I won’t. I’m not sorry. I can not always make time for someone, no matter how much I care about them. I can not be there for even my closest friends, for even my family “no matter what” because I have to care for myself. Sometimes I am completely drained and I have no energy, physical or emotional. If you come to me at one of these times, it is unfair to assume I don’t care about you.
Sometimes I don’t have the emotional capacity to talk to anyone. I can’t send you a message back immediately just because you are hurting. I will always be there for people when I can. I will always try to listen to friends, to commiserate, empathize, give advice… However, sometimes I’m curled up in a ball on the couch with a blanket wrapped around me, a teddy bear in my arms playing stupid games on my phone because I can’t handle anything more emotionally involved.
I refuse to apologize for not being there. I will not apologize for being myself. I am so sick of seeing those posts on social media from friends and mental health pages saying that I have to be there for someone, no matter what, if I really care. In reality, because I care, I can’t be there every time something triggers you because some of those times I need to be there for myself. If I don’t do this, if I don’t take care of myself emotionally, if I don’t take breaks to recharge my soul, at some point I will break down. When this happens, I can’t be there for anyone for a much, much longer period of time.
I know that there are a lot of us trying to be there for everyone we care about. It leaves us drained and, at times, emotionally empty. I encourage you to step away. If you need to, close your browser, put down your phone, turn it off, stay home, go out. I have had friends temporarily ban me from a facebook group that I ran so I would stop trying to be there for everyone and start being there for myself. I declared a day “off” even though I don’t work. I declared Sunday to be my day off, my day for me.
For those of you that don’t work, I encourage you to also consider a day off.

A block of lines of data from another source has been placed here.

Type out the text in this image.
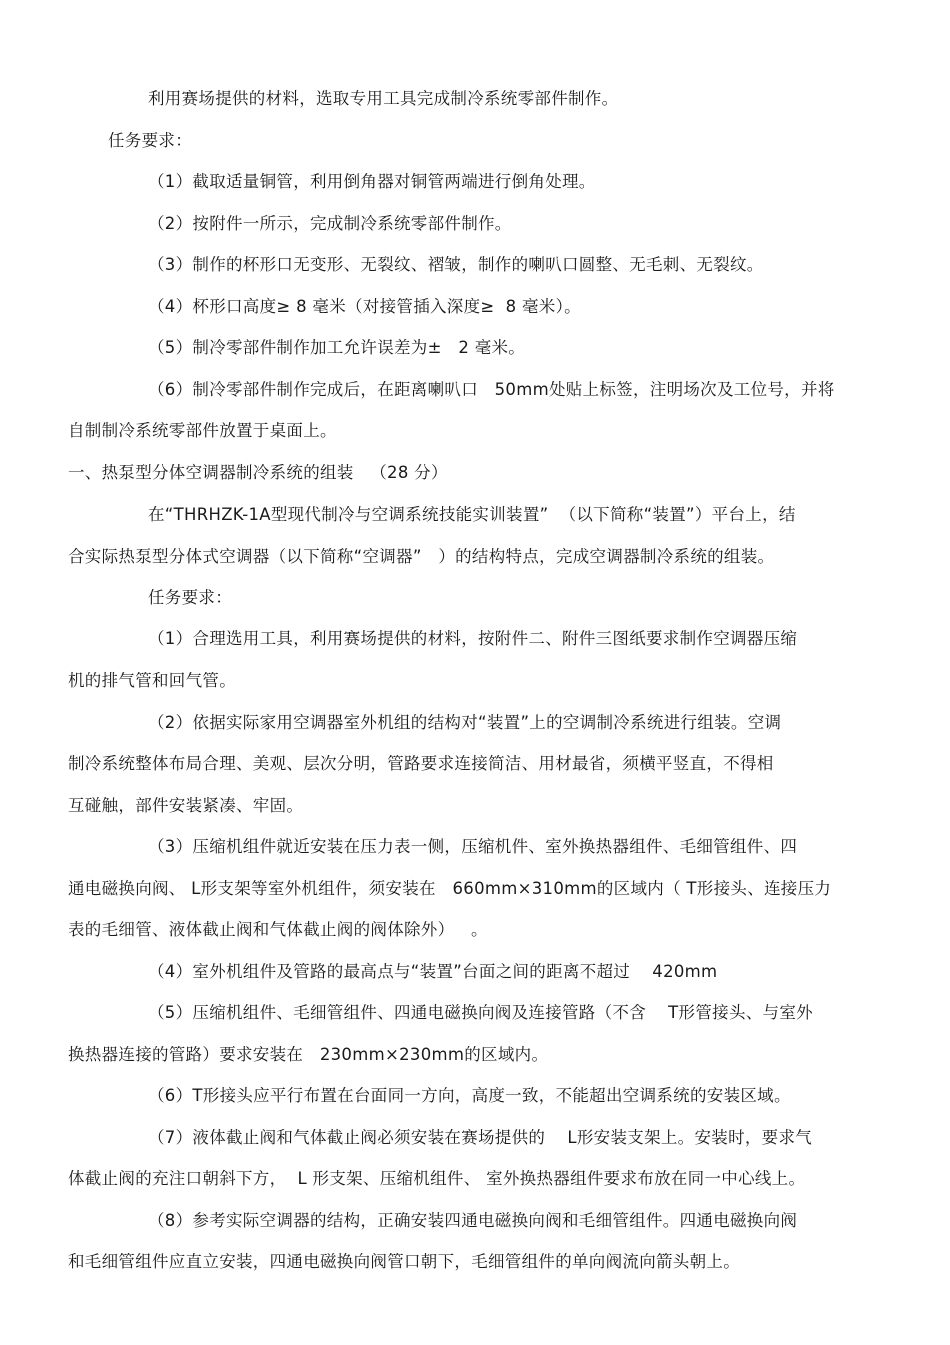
利用赛场提供的材料，选取专用工具完成制冷系统零部件制作。
任务要求：
（1）截取适量铜管，利用倒角器对铜管两端进行倒角处理。
（2）按附件一所示，完成制冷系统零部件制作。
（3）制作的杯形口无变形、无裂纹、褶皱，制作的喇叭口圆整、无毛刺、无裂纹。
（4）杯形口高度≥ 8 毫米（对接管插入深度≥  8 毫米）。
（5）制冷零部件制作加工允许误差为±   2 毫米。
（6）制冷零部件制作完成后，在距离喇叭口   50mm处贴上标签，注明场次及工位号，并将
自制制冷系统零部件放置于桌面上。
一、热泵型分体空调器制冷系统的组装   （28 分）
在“THRHZK-1A型现代制冷与空调系统技能实训装置”  （以下简称“装置”）平台上，结
合实际热泵型分体式空调器（以下简称“空调器”   ）的结构特点，完成空调器制冷系统的组装。
任务要求：
（1）合理选用工具，利用赛场提供的材料，按附件二、附件三图纸要求制作空调器压缩
机的排气管和回气管。
（2）依据实际家用空调器室外机组的结构对“装置”上的空调制冷系统进行组装。空调
制冷系统整体布局合理、美观、层次分明，管路要求连接简洁、用材最省，须横平竖直，不得相
互碰触，部件安装紧凑、牢固。
（3）压缩机组件就近安装在压力表一侧，压缩机件、室外换热器组件、毛细管组件、四
通电磁换向阀、 L形支架等室外机组件，须安装在   660mm×310mm的区域内（ T形接头、连接压力
表的毛细管、液体截止阀和气体截止阀的阀体除外）   。
（4）室外机组件及管路的最高点与“装置”台面之间的距离不超过    420mm
（5）压缩机组件、毛细管组件、四通电磁换向阀及连接管路（不含    T形管接头、与室外
换热器连接的管路）要求安装在   230mm×230mm的区域内。
（6）T形接头应平行布置在台面同一方向，高度一致，不能超出空调系统的安装区域。
（7）液体截止阀和气体截止阀必须安装在赛场提供的    L形安装支架上。安装时，要求气
体截止阀的充注口朝斜下方，  L 形支架、压缩机组件、 室外换热器组件要求布放在同一中心线上。
（8）参考实际空调器的结构，正确安装四通电磁换向阀和毛细管组件。四通电磁换向阀
和毛细管组件应直立安装，四通电磁换向阀管口朝下，毛细管组件的单向阀流向箭头朝上。
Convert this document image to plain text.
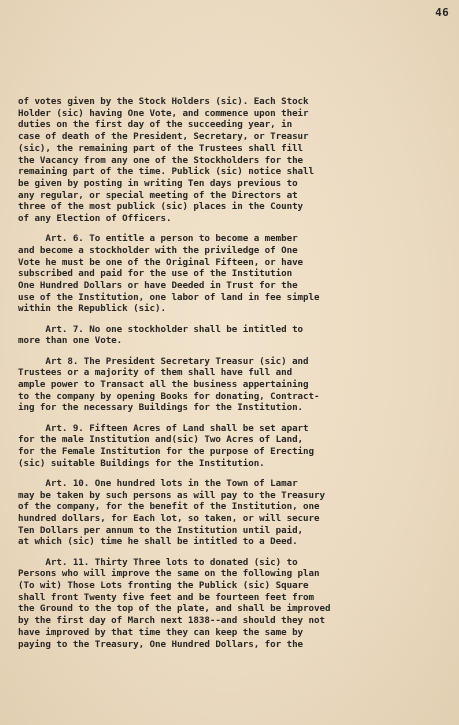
46
of votes given by the Stock Holders (sic). Each Stock
Holder (sic) having One Vote, and commence upon their
duties on the first day of the succeeding year, in
case of death of the President, Secretary, or Treasur
(sic), the remaining part of the Trustees shall fill
the Vacancy from any one of the Stockholders for the
remaining part of the time. Publick (sic) notice shall
be given by posting in writing Ten days previous to
any regular, or special meeting of the Directors at
three of the most publick (sic) places in the County
of any Election of Officers.
Art. 6. To entitle a person to become a member
and become a stockholder with the priviledge of One
Vote he must be one of the Original Fifteen, or have
subscribed and paid for the use of the Institution
One Hundred Dollars or have Deeded in Trust for the
use of the Institution, one labor of land in fee simple
within the Republick (sic).
Art. 7. No one stockholder shall be intitled to
more than one Vote.
Art 8. The President Secretary Treasur (sic) and
Trustees or a majority of them shall have full and
ample power to Transact all the business appertaining
to the company by opening Books for donating, Contract-
ing for the necessary Buildings for the Institution.
Art. 9. Fifteen Acres of Land shall be set apart
for the male Institution and(sic) Two Acres of Land,
for the Female Institution for the purpose of Erecting
(sic) suitable Buildings for the Institution.
Art. 10. One hundred lots in the Town of Lamar
may be taken by such persons as will pay to the Treasury
of the company, for the benefit of the Institution, one
hundred dollars, for Each lot, so taken, or will secure
Ten Dollars per annum to the Institution until paid,
at which (sic) time he shall be intitled to a Deed.
Art. 11. Thirty Three lots to donated (sic) to
Persons who will improve the same on the following plan
(To wit) Those Lots fronting the Publick (sic) Square
shall front Twenty five feet and be fourteen feet from
the Ground to the top of the plate, and shall be improved
by the first day of March next 1838--and should they not
have improved by that time they can keep the same by
paying to the Treasury, One Hundred Dollars, for the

For me, it meant that if you messaged me with your problem, you knew it would be handled the next day. It meant I didn’t have to keep apologizing for not being able to help someone with their coping skills because since it was my ‘day off’ they knew they were supposed to find someone else to help them with these things or to wait.
Being able to admit you cannot always be there for someone you care about is extremely difficult, and also extremely liberating. I need to have days when I can only worry about my own issues, when I can let everything else go. I need these times when I can seek out support specifically instead of giving it. That is how support is supposed to work. You can make sacrifices for those you care for, but please don’t sacrifice your own happiness or sanity. The people that love you, that you love, will learn to understand the need for self care. It’s a hard process to start, but it is worth it.
You don’t have to be strong every day. You don’t have to be the rock every day. You are allowed to be the one that needs a rock. You are allowed to take care of yourself.